Earlier there had been one man, the straw headed man, whose eyes so sorely weeping, turned his head and was looking at them, the body which had laid on the roadside. Beforehand, he had been crawling. Reaching. Desperate. Throwing his body towards the fields like a crazed man as his life source slowly drained out of his body. “Haz..” The man had called, mouth too chapped to yell help. He withered, and soon he would remain still, brown eyes closing and the light snuffed out. Orto concocted a story of the dead man’s life before he said a prayer and went back to the mondered way of collecting grains. For a moment, he had seen open gates and doors without locks and without falcons or molted goshawks, yet it vanished and again all there was was the waving serene barley. Small moments of time not tainted by blood or dirt or tears; holy in their own way, until out of the darkness a voice would bellow calling you to work.

The amber waves of grain swelled and rolled like hung up laundry in the early dawn breeze. The sun’s head had not yet come out but briefly one could make out the darkened forms of those who worked the fields. They moved about like slumbering machines yet at the same time, seemed as if they too were a part of the natural dance of the barley grains. One could hear the gentlest murmur of song from the baritone voices of the men as they began to plow the few empty acres of frozen field for the new season.

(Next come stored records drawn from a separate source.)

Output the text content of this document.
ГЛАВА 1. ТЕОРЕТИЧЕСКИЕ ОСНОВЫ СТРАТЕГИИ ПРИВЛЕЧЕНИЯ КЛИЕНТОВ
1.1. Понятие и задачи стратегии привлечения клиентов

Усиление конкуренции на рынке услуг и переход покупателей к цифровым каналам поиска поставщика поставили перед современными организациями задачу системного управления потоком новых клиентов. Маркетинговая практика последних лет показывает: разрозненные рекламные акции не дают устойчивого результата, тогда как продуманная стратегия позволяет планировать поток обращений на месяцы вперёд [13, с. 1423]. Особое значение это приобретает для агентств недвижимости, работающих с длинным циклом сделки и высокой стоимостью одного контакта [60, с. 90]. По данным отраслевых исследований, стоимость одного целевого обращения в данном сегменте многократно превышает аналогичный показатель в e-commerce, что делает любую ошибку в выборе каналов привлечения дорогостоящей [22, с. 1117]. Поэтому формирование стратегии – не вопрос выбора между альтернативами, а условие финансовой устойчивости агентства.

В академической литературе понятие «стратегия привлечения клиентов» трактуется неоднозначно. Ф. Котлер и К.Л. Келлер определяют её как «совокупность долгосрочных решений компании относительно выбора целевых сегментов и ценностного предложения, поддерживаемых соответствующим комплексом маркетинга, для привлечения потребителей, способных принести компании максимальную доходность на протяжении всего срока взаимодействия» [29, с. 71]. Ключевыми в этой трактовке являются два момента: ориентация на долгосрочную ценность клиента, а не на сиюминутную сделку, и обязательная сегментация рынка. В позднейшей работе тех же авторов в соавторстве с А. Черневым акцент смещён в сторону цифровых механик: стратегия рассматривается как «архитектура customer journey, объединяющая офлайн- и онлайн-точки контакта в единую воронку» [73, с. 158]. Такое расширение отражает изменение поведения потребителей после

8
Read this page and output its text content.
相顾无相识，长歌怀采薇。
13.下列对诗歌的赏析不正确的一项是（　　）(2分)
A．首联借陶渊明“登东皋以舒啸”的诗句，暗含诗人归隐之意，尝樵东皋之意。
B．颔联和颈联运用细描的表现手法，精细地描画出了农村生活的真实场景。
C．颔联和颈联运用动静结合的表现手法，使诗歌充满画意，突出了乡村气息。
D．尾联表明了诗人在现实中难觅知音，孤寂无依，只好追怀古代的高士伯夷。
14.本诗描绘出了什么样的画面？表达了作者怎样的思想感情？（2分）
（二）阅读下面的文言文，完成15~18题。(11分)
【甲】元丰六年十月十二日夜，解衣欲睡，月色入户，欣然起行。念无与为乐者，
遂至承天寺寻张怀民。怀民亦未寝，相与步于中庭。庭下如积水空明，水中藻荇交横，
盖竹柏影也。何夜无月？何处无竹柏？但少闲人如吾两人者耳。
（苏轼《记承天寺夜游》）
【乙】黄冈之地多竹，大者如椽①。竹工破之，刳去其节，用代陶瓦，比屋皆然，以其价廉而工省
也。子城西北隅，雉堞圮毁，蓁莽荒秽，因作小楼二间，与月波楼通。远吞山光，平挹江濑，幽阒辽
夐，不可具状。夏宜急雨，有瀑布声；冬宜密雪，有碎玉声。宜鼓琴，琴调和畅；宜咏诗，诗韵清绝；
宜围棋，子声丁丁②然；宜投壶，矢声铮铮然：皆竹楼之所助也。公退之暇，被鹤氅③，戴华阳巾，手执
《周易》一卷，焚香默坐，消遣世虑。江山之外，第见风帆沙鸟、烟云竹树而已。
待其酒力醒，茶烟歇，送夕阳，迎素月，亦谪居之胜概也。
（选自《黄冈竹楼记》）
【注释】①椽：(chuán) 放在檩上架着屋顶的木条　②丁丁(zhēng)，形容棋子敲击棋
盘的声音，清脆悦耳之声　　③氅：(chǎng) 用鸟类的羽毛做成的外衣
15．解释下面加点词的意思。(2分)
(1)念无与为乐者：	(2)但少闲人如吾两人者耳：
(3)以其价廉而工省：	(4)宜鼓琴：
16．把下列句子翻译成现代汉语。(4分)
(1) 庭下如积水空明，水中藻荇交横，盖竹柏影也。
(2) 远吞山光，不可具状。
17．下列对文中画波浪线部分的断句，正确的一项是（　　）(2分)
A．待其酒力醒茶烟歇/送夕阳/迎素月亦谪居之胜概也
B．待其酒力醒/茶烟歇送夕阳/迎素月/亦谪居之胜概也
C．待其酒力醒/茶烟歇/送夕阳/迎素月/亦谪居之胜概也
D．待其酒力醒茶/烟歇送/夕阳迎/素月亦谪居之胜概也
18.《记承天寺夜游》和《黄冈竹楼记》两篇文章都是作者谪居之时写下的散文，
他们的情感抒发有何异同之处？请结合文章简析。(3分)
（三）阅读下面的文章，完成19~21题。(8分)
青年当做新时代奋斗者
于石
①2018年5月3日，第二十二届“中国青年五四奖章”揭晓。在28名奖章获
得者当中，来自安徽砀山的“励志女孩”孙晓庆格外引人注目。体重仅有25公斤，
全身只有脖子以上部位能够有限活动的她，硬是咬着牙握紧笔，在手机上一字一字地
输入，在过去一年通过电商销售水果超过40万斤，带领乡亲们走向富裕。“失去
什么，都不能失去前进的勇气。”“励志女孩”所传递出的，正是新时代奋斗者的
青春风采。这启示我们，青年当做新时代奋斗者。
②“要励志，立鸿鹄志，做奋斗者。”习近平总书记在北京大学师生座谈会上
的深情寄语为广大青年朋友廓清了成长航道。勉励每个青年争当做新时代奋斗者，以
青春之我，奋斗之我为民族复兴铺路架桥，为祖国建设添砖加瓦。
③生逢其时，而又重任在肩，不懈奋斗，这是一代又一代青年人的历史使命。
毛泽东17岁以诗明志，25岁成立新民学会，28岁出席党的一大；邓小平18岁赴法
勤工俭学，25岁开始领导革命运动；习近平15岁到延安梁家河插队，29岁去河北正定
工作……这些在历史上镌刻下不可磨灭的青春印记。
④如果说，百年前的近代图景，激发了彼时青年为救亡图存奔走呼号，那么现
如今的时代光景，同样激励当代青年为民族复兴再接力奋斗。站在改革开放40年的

The wolf was the only thing that moved in that desolate plain of grain in the distance, it’s paws soaking into the weeds of the water. The sun twirls its body around the surface and swims across like waves of tadpoles. The wolf lowers its head to the water and sniffs, recoiling as it realizes that the water is soaked with tears and blood. It’s majestic white fur becomes stained, and it is no longer pure. The wolf neared the body of the dead man and a gunshot rang out causing it to skitter away from the corpse. One could hear the whooping of men, “Adda boy! Get ‘em! Get dah stinking scoundrel.” Hunger had already crawled its way into the bellies of the unbound farm workers and Orto raised a hand to the nearby man who held the musket. “Leaves her alones now. ‘Tis work the Brothers want finished. Seamus will be cooking later; something better then the mangy dog.” The man grumbled; “Orto but…” before trailing off. He turned his eyes and met the wolves from far away before it scattered across the dirt road.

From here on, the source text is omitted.